Mardi, les cinéphiles et les passionnés d'aviation ont eu droit à une nouvelle bande-annonce (et cette fois-ci, la dernière) du film tant attendu - et je dis bien tant attendu - "Top Gun : Maverick". La première, trois fois retardée, est maintenant prévue pour le 27 mai 2022.

Cette suite du classique de 1986 remet le pilote de chasse irresponsable préféré des Américains dans le cockpit pour former un nouveau groupe de jeunes aviateurs chargés de ce qui semble être une sorte de mission extrêmement dangereuse.

 

La franchise "Top Gun" est évidemment une œuvre de fiction qui se déroule dans un univers où les règlements de la marine et même la géopolitique sont très différents (la conclusion du premier film aurait probablement dû déclencher une nouvelle guerre mondiale autrement). Dans cette seule bande-annonce, vous trouverez une bonne raison pour laquelle Pete "Maverick" Mitchell ne serait pas autorisé à voler dans la marine américaine de notre monde, puisqu'il viole de manière flagrante l'un des principes les plus fondamentaux de la formation des pilotes de chasse, la "bulle" de sécurité de 1000 pieds d'espace vide maintenue autour de chaque chasseur lors des engagements d'entraînement, pendant qu'il se présente.

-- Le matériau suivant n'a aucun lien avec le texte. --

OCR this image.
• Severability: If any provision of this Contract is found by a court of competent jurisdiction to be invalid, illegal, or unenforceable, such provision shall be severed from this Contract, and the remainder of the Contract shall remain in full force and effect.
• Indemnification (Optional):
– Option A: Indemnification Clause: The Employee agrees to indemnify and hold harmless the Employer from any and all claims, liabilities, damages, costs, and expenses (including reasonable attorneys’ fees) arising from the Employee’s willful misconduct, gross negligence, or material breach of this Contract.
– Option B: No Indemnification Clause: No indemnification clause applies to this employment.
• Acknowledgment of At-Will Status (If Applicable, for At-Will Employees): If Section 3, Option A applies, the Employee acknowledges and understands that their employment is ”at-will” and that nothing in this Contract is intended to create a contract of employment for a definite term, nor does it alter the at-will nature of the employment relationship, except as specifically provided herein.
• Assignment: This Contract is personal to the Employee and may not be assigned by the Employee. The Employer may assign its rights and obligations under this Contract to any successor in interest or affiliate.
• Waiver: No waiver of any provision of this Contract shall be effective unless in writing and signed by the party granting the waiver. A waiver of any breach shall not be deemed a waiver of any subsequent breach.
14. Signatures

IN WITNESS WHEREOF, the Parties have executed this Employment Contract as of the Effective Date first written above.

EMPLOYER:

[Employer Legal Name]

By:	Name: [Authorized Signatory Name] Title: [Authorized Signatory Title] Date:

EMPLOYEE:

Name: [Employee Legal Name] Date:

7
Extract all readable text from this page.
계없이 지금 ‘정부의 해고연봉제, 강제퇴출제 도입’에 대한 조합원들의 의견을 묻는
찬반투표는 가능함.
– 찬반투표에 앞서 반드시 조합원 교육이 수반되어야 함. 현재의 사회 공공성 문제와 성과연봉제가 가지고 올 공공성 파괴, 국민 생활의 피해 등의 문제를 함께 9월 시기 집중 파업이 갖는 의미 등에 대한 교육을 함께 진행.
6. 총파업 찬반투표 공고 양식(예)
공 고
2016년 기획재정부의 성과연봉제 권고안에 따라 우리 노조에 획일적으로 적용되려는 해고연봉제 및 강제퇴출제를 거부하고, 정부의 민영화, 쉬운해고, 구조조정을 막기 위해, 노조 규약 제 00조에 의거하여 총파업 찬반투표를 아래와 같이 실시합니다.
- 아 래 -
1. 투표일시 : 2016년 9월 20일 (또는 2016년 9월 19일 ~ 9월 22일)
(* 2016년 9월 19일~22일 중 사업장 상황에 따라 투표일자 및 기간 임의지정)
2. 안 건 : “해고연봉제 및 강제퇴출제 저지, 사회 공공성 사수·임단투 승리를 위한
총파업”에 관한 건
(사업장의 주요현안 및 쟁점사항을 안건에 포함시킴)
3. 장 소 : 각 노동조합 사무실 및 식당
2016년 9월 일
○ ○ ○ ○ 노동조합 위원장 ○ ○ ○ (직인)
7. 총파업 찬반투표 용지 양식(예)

Mais même si les règles ne semblent pas s'appliquer à Mav et que la physique de cet univers semble autoriser certaines manœuvres que la nôtre pourrait strictement interdire... les fans d'aviation comme nous sont vraiment impatients de voir ce film. Cela fait longtemps que nous n'avons pas eu droit à un film d'action à gros budget centré sur des avions tactiques du monde réel et sur les hommes et femmes incroyables chargés de les piloter à la limite des capacités humaines et technologiques. "Top Gun" (les films) n'est peut-être pas réel, mais les avions de combat que ces pilotes emmènent au combat le sont, et des films comme celui-ci nous offrent un moyen de jeter un coup d'œil dans le monde incroyable de l'aviation de combat - même si cela s'accompagne d'une certaine exagération ironique.

Le premier Top Gun mettait en scène des chasseurs très réels (même si certains étaient inventés)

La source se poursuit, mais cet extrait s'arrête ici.